Half the time I just want to smack them and say "Dude. He's a two year old boy. He'll be happy with a stick."

/end rant

Anyway, advertising annoys me normally, so I find this to be one of the benefits of being child free.

Rebecca said...

hee hee!! I make a bee-line for those "Stork" parking spaces too!! First of all, parents are NOT a protected class of citizens like the disabled are, so go right ahead and keep parking there. You are breaking no law and you are just as entitled to that space as the next person. Secondly, I've been told by more than one preggo friend that the medical establishment recommends that women continue to WALK and EXERCISE while pregnant; makes giving birth go more smoothly. That being said, yes, I should be walking more as well, but the point is, get off your high horse about the Stork parking.

Little Type Amy said...

"Even when not expressed directly, the message that adulthood equals parenthood and that parenthood is the ultimate purpose of life is so tightly woven into the fabric of society that it gets to the point that I sometimes wonder if I exist."

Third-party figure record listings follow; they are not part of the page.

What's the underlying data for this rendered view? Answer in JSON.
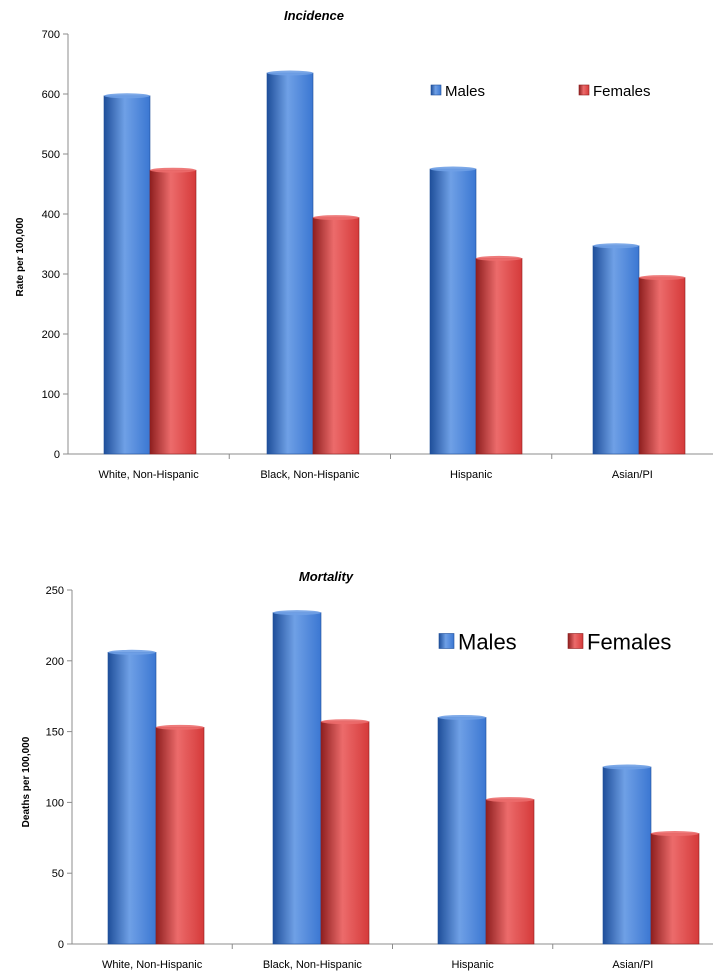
{
  "colors": {
    "males": "#3b77d2",
    "males_dark": "#1f4f9a",
    "males_light": "#6fa0e6",
    "females": "#d53a3a",
    "females_dark": "#8e1f1f",
    "females_light": "#ec6b6b"
  },
  "chart_data": [
    {
      "type": "bar",
      "title": "Incidence",
      "ylabel": "Rate per 100,000",
      "xlabel": "",
      "categories": [
        "White, Non-Hispanic",
        "Black, Non-Hispanic",
        "Hispanic",
        "Asian/PI"
      ],
      "series": [
        {
          "name": "Males",
          "values": [
            597,
            635,
            475,
            347
          ]
        },
        {
          "name": "Females",
          "values": [
            473,
            394,
            326,
            294
          ]
        }
      ],
      "ylim": [
        0,
        700
      ],
      "yticks": [
        0,
        100,
        200,
        300,
        400,
        500,
        600,
        700
      ],
      "grid": false,
      "legend": "top-right"
    },
    {
      "type": "bar",
      "title": "Mortality",
      "ylabel": "Deaths per 100,000",
      "xlabel": "",
      "categories": [
        "White, Non-Hispanic",
        "Black, Non-Hispanic",
        "Hispanic",
        "Asian/PI"
      ],
      "series": [
        {
          "name": "Males",
          "values": [
            206,
            234,
            160,
            125
          ]
        },
        {
          "name": "Females",
          "values": [
            153,
            157,
            102,
            78
          ]
        }
      ],
      "ylim": [
        0,
        250
      ],
      "yticks": [
        0,
        50,
        100,
        150,
        200,
        250
      ],
      "grid": false,
      "legend": "top-right"
    }
  ]
}
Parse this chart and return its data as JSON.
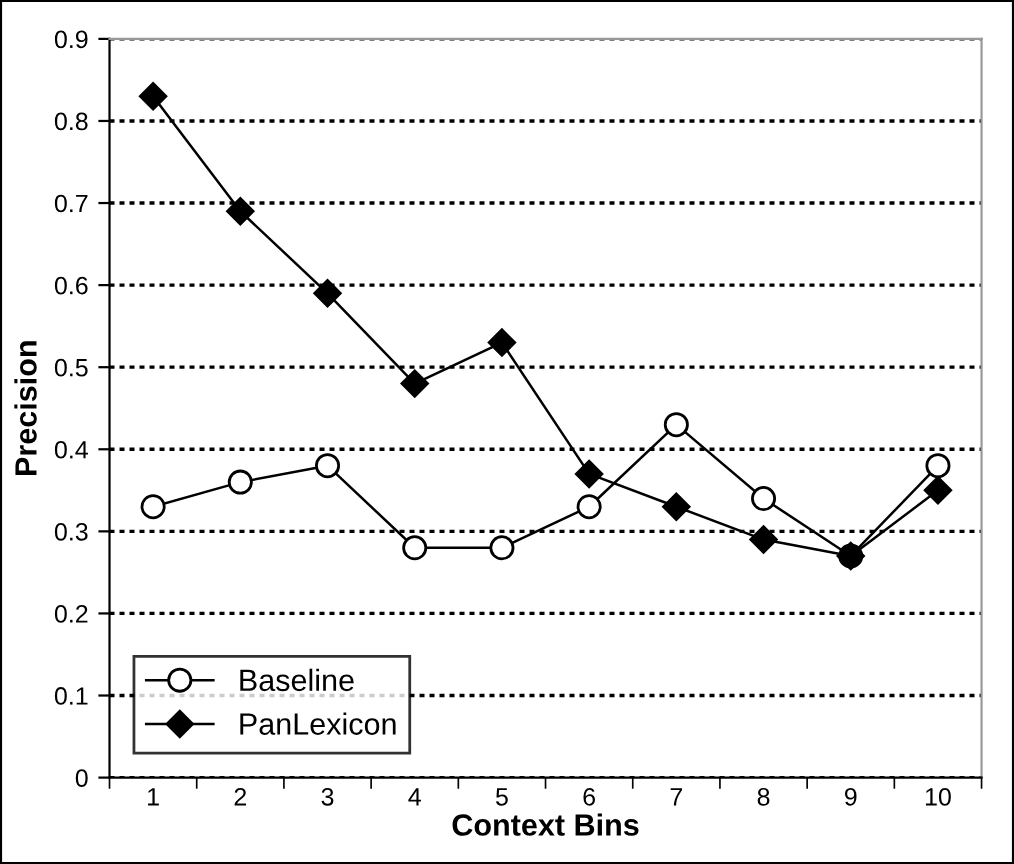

This is something that I feel every single day. Its like since I dont have kids, I feel like I must be invisible or not worth getting to know by moms.
I feel the same about our neighborhood and can relate to Firefly's post perfectly, which seems to be overruled with families. The ironic thing is that the family friendly atmosphere is one of the things that drew me to this neighborhood, since it is safe and friendly. But sometimes we feel like the outsiders and not always treated with the same consideration, as if we dont have to be acknowledged that we live here and need some privacy. Im sure this is why some kids seem that they dont need to respect our property either. I dont get it since they have their own yard and we have a nice park around the corner, so I dont see why they cant find someplace else to play. I know that the some of their houses are close together and some dont have yards, but tht doesnt mean ours is for the public and if parents had an issue with not having enough room for their little darlings to play and run amok, then they should consider moving someplace else..and I know I have that option too if I have an issue with this, and its one that i am strongly considering..maybe a new place one a dead end street might be suitable.

bikegirl said...

Something that annoys me more than everything being marketed to parents (which of course, assumes that everyone has kids), is marketing things towards married women (assuming that all adult women are married) that really don't need to be. If you watch closely, in every commercial where you can see a woman's hand, you can see a wedding ring.